По всем статьям сука была породная и, видимо, выброшенная хозяевами сразу после того, как сдала план по щенкам.
— Гляди, что городские с собакой сделали, — пробурчал Егорыч, тыча концом костыля в исхудавшее, истомленное родами, обвисшее брюхо с изгрызенными в кровь сосцами.
Велта прижилась в хозяйстве, хотя оказалась докучливой и по-городскому бестолковой.
Глухими ударами изнутри закипел чайник. Алексей насыпал в чугунок крупы, залил крутым кипятком и поставил на плиту допревать. Велта проснулась, повела носом. Тряхнув шкурой, потрусила к двери и заскребла лапой в изодранный коленкор.
Алексей выпустил собаку на двор, постоял на крыльце. В луже у крыльца плескался дождь. Стыло и неуютно в эту пору всякому живому существу.
Он впервые остался в этих стенах без старика. Старинная лампа-коптилка не разгоняла темноты, и по углам шевелился угрюмый полумрак. Алексей долго тер ладонью лицо, словно сдирал с него налипшую паутину. Эта свирепая тоска обычно приходила по вечерам. Приближение припадка, «черной вспышки» он не успевал ни угадать, ни предотвратить. Начиналось все с внезапной слепоты. Алексей закрутил головой, чтобы стряхнуть морок. Привычный мир: печь, кровать, стена с деревенским ковром, фотографии в рамке — все разлезалось и трещало по швам. В прорехах зияла тьма, и беззвучный ослепительный взрыв стирал все, и время, как кинолента, начинало крутиться вспять. Он видел все в болезненно ярких красках, с запахами и режущими звуками: черные трупы, выложенные в ряд на белом снегу. Над трупами в упор — стрекот кинокамер, вспышки блицев.
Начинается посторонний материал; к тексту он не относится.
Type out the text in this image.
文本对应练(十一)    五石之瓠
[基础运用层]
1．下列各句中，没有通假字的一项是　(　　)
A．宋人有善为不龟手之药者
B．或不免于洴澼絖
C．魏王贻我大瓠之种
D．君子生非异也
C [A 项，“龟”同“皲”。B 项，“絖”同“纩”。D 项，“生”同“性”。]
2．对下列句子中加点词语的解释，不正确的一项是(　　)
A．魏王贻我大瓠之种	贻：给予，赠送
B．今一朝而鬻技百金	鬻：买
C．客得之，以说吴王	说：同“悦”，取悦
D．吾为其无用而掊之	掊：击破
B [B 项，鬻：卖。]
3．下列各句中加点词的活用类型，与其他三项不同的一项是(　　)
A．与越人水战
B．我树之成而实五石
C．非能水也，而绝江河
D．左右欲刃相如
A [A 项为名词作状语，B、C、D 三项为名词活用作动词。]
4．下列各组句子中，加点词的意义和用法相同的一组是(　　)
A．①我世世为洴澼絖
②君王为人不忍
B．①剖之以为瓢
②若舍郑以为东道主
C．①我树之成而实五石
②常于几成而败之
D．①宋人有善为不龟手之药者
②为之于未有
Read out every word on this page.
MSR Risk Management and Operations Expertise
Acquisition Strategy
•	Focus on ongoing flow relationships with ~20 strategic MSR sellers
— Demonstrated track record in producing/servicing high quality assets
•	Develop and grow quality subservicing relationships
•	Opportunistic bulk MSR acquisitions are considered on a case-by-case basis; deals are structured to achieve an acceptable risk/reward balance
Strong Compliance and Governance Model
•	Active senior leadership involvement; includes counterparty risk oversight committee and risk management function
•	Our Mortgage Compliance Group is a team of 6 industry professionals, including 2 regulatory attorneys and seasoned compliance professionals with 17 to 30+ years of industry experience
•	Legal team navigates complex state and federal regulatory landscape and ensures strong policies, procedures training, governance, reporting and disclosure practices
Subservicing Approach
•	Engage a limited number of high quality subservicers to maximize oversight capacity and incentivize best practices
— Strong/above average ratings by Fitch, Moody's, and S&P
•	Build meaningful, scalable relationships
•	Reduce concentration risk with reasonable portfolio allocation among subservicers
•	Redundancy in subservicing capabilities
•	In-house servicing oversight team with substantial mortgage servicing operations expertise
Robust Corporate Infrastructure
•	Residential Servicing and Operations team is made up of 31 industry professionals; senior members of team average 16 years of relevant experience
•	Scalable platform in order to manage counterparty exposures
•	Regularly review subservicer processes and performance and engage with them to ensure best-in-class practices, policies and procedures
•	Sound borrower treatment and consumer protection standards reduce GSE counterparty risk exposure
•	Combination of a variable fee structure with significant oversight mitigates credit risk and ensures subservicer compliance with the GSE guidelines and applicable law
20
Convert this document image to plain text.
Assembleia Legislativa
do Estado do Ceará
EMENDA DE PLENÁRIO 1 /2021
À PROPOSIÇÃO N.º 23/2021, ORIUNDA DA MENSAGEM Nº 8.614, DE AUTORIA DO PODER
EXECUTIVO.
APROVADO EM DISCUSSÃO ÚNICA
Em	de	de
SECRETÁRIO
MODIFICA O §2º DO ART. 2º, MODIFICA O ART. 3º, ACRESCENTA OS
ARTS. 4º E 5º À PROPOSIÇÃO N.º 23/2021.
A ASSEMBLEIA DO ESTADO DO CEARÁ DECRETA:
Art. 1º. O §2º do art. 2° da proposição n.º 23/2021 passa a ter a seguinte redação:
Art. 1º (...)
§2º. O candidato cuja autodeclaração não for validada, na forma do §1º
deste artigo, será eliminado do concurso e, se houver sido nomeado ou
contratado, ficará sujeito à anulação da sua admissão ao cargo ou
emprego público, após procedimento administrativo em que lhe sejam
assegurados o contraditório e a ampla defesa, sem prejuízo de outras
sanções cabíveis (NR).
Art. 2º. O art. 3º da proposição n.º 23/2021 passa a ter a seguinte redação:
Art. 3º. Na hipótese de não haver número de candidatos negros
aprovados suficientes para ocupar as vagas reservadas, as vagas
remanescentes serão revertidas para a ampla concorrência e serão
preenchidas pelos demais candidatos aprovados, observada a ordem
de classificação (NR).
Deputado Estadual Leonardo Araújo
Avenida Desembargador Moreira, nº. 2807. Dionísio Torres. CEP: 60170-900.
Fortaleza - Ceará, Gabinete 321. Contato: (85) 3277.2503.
Репортеры в ярких спортивных куртках снимают то, что осталось от захлебнувшейся в минометном огне атаки. Тела русских и чеченцев уже остыли, снег не тает на лицах, глаза замерзли и побелели. И он в бешенстве бьет прикладом по черным снарядам камер, вбивает в грязь осколки объективов и беззвучно кричит, выплевывая проклятия, мышцы изуродованного лица немеют, с разбитых костяшек на снег капает кровь.